À Magatzem Escola, nous parcourons les différents vins locaux et régionaux jusqu’à ce que la caissière nous invite tout sourire à revenir pour la dégustation du samedi à 19h. « Nous ferons de notre mieux » lui dis-je, alors que je glisse notre bouteille de vin blanc sec dans mon sac à dos.
« Ne vous inquiétez pas, me répond-t-elle, nous organisons ceci tous les samedis, sauf durant les vacances. Vous pouvez donc venir quand vous voulez ».
Je lui souris et la remercie. Nous décidons de prendre un verre sur le moment et de commander un vermouth avec glace au Bormuth, sur le chemin de Mercat del Born. Je zieute les croquetas et patatas bravas du menu, mais je suis résolue à garder de la place pour des pâtes au Cucine Mandarosso ou un burger-frites chez Kiosko.
Nous pénétrons dans le centre culturel moderne et aéré de Mercat del Born et nous nous adossons contre une rambarde pour regarder les ruines des demeures médiévales et les magasins découverts pendant la période de restauration. Moyennant finance, vous pouvez pousser la grille à l’occasion pour un tour organisé mais je suis personnellement plus intéressée par les œuvres d’art du vingtième siècle à la Galeria Maeght (c/Montcada 25). Nous laissons donc les fondations médiévales de Barcelone derrière nous.

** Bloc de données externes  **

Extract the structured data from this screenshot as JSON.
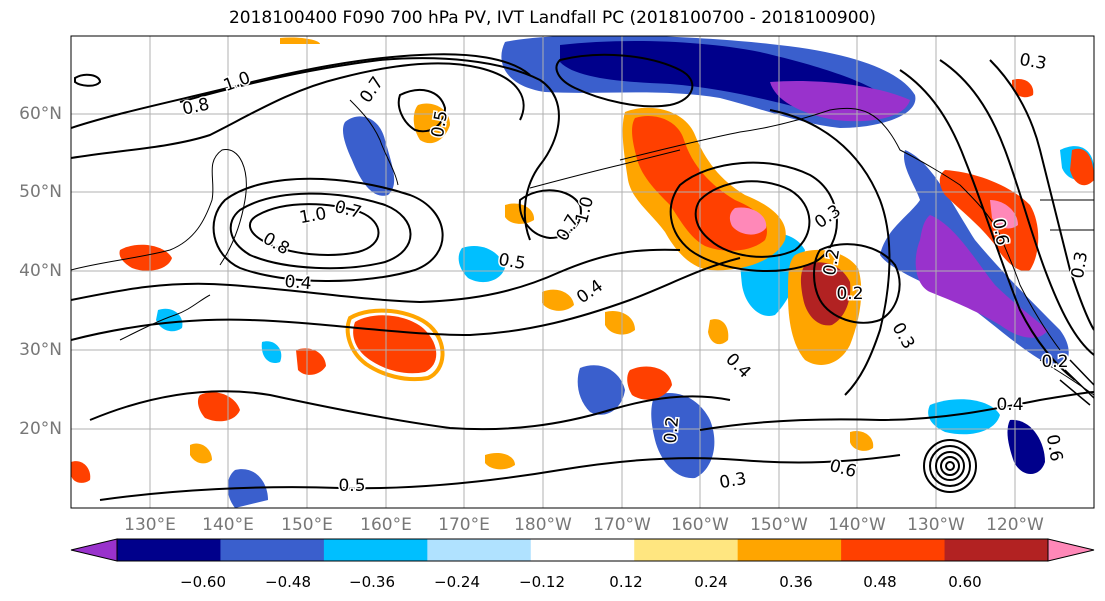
{
  "title": "2018100400 F090 700 hPa PV, IVT Landfall PC (2018100700 - 2018100900)",
  "latitude_labels": [
    "60°N",
    "50°N",
    "40°N",
    "30°N",
    "20°N"
  ],
  "longitude_labels": [
    "130°E",
    "140°E",
    "150°E",
    "160°E",
    "170°E",
    "180°W",
    "170°W",
    "160°W",
    "150°W",
    "140°W",
    "130°W",
    "120°W"
  ],
  "colorbar": {
    "tick_labels": [
      "−0.60",
      "−0.48",
      "−0.36",
      "−0.24",
      "−0.12",
      "0.12",
      "0.24",
      "0.36",
      "0.48",
      "0.60"
    ],
    "colors": [
      "#9932CC",
      "#00008B",
      "#3A5FCD",
      "#00BFFF",
      "#B0E2FF",
      "#FFFFFF",
      "#FFE680",
      "#FFA500",
      "#FF4000",
      "#B22222",
      "#FF88B8"
    ]
  },
  "contour_labels": [
    "1.0",
    "0.8",
    "0.7",
    "0.5",
    "1.0",
    "0.7",
    "0.8",
    "0.4",
    "0.5",
    "0.7",
    "1.0",
    "0.4",
    "0.4",
    "0.2",
    "0.3",
    "0.5",
    "0.6",
    "0.4",
    "0.3",
    "0.2",
    "0.2",
    "0.3",
    "0.2",
    "0.6",
    "0.3",
    "0.6",
    "0.3"
  ]
}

Après avoir passé tant de temps à admirer l’art que j’aime, mais que je ne pourrai pourtant jamais m’offrir, mon estomac me rappelle que je n’ai rien mangé d’autre qu’une barre de chocolat depuis mon brunch. À ce moment précis, le classique débat sur le choix du restaurant n’a pas lieu d’être : certes nous adorons l’élégante cuisine italienne de Cucine Mandarosso mais Kiosko est quand même bien plus proche et tout aussi délicieux. Je commande un Asturiana (je suis une fan absolue des fromages comme le bleu) et mon mari commande un Bacoa (un burger au bacon, une valeur sûre pour tout carnivore qui se respecte). Nous commandons aussi des « rusticas » à partager (ce sont des fines frites faites maison). Quand mon burger arrive, recouvert de Cabrales et d’oignons sautés, je ne peux me retenir de sourire : l’une de mes œuvres préférées arrive dans mon assiette.
Au petit matin, en semaine, El Born regorge de vie. Je déserte le boulot pour explorer son labyrinthe de ruelles et recharger mes batteries loin du bureau. Après avoir à peine réussi à résister à la tentation de rentrer dans l’une des nombreuses boutiques de Career Princesa et du Passage del Born, je m’installe au café Al Sur pour y commander un café crème avec une part de gâteau à la carotte recouvert d’un glaçage au fromage à la crème. Je choisis une place proche de la fenêtre pour débuter une matinée plongée dans mes pensées à regarder les passants.